Gosto de limpar os ouvidos. Retirar a cera laranja amarronzada que nele se acumula. Esse ritual se torna um suplício metódico, um hábito masoquista. Pois para ter cera o suficiente para me deixar satisfeito, preciso ficar dias, semanas, sem limpar meus ouvidos. Até que chega o grandioso momento, com os cotonetes mais macios, adentro meus orifícios e retiro o mal que lá se decompõe. Na verdade a cera não é um mal. Me protege do mal exterior, mas a medida que com ele se envolve já não se sabe mais o que é. Muda de natureza, então devo removê-la.
Ela vinha todo dia, não a cera, a moça que vos apresentarei. Não era a mais bela criatura existente sobre a terra, mas era bela. Creio beleza seja algo relativo e por minhas mãos passaram algumas incontáveis variáveis dela. Eu poderia descrevê-la em minuciosos detalhes, cheio de aforismas e poesia barata, mas não farei. Para dar contorno à sua imaginação, direi que seus seios cabiam em minhas mãos, possuía um sinal amarronzado no ombro esquerdo, os cabelos encaracolados, uma boca pequena, cujos lábios sempre estavam com pequenas rasuras devido ao hábito de mordê-los com frequência.
Morder os lábios era um ritual para essa moça tal qual tirar a cera do ouvido era para mim. Ela chegava e abri a porta, estava eu sentado em frente minha escrivaninha como de costume com um estúpido palheiro pendendo da boca e um copo suado de gelo, cheio de vodka e alguma mistura aleatória. Eu sorria, um sorriso falso de contentamento, há tempos a companhia frequente de pessoas me irritava. Mas de certa forma ela amava-me e ignorava todos meus defeitos misantrópicos.

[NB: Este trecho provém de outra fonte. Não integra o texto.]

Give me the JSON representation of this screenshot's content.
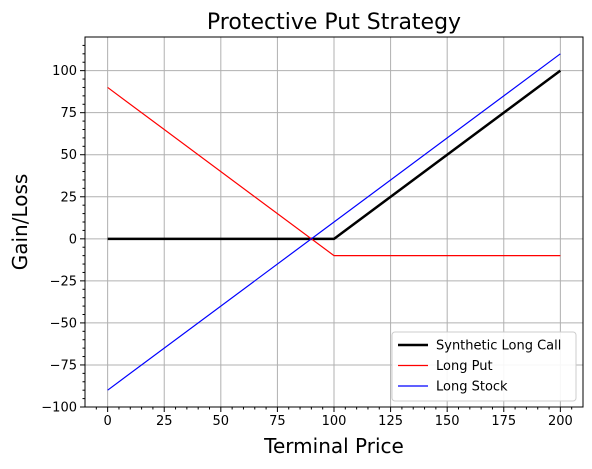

Meu fascínio pela cera ela desconhecia. Bom, ela chegava, beijava-me e se atirava no velho sofá às minhas costas. Virando eu via seus olhos repletos de um alegria que eu sempre desconheci, e fazia a mesma pergunta: Porque essa felicidade? Respondia-me que era feliz e ponto. Eu sorria sem fazer meus pormenores acerca da felicidade. No sofá a tomava em meus braços. Beijava-a por completo e esforçava-me ao máximo para vê-la chegar ao clímax. Desejando vê-la exausta a ponto de recusar, por cansaço, o sexo tradicional. Pois tudo o que eu não queria era fazer sexo.
Abatia-me há tempos uma incompreensão sobre o sexo, que durante o ato eu fazia tratados filosóficos sobre o tema, e fingia gozar ( não contarei aqui, como um ser que detêm um pênis pode fingir um gozo).Além dos grandes tratados, minha mente vivia cheia de imagens desconexas de coisas fantasiosas, ora saídas de um contos de fadas ora saídas de um macabro filme de terror.

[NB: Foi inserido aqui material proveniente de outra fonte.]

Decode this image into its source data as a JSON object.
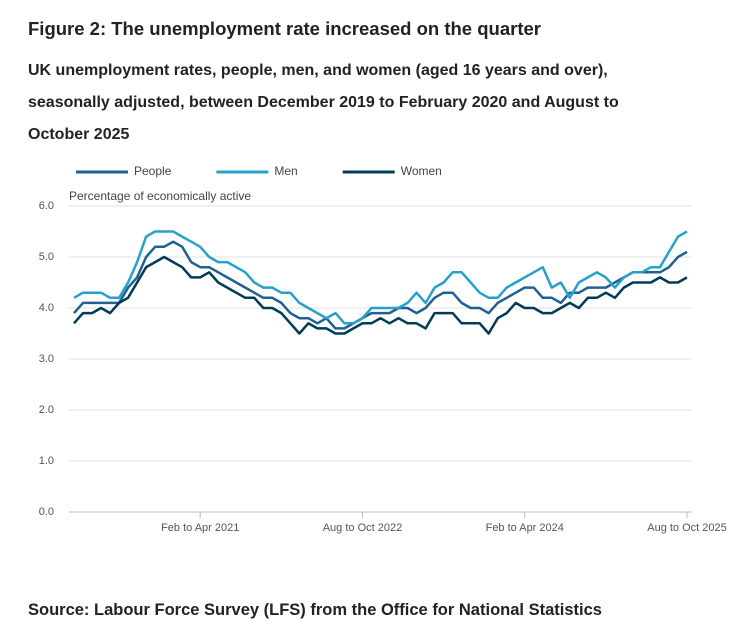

Mas como era insaciável a doce criatura, eu a penetrava. O vai e vem completo em variadas posições, cuja trilha sonora era emoldurada pelos seus gemidos e meu arfar. Arfar esse que eu fazia questão de tornar teatral, como sendo um desejo voraz de possuí-la e não o que realmente significava: um tédio completo.

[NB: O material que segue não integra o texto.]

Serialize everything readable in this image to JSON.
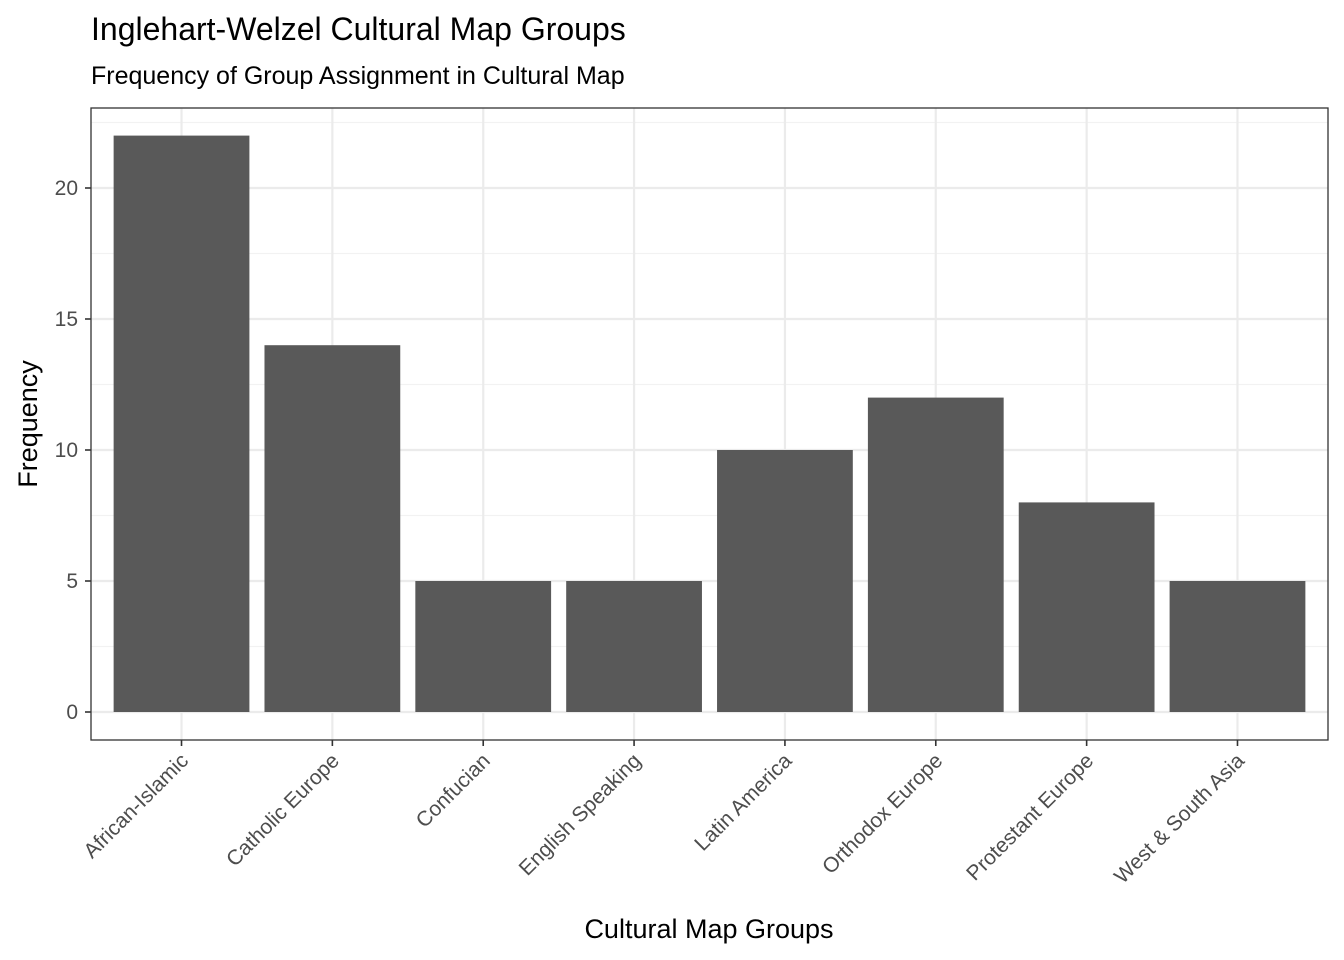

Foi no 432º dia de sua aparição, que eu a chupei com toda minha vontade vê-la gozar, por talvez fosse a última vez que a visse. Observei seus lábios róseos, pulsantes e vorazes, os massageei com meus dedos, levemente levei minha boca à eles, e num conjunto de movimentos de mão e língua dei à ela todo prazer que podia dar. Feito isso, levantei-me. Busquei 3 potes contendo a cera guardada de meus ouvidos por bons anos. Pedi que deixa-se eu lambuzá-la com aquela essência, oriunda de mim, que eu tanto apreciava.
Com arredia ela recusou quando percebeu do que se tratava. Falou-me alguns impropérios, disse que sabia de minhas estranhezas, mas essa era demais. Questionou-me porque como um homem qualquer eu não me satisfazia com a explosão de meu sêmen em qualquer parte de seu corpo, que nem todas mulheres, por exemplo, gostavam de levar porra na boca, mas ela estava ali, disposta a tudo que eu quisesse.
Na verdade, quase tudo. Foi colocando suas roupas, ainda lembro de sua saia colorida , e saiu porta a fora. Deixou a porta aberta, deixou-me com meus potes de cera. No fim das contas, eu nem sabia se queria mesmo cobri-la com a cera de meus ouvidos, queria na verdade achar um limite para as vontades dela, e assim livrar-me do sexo diário.
Mais uma vez minha cera do ouvido salvou-me do mundo.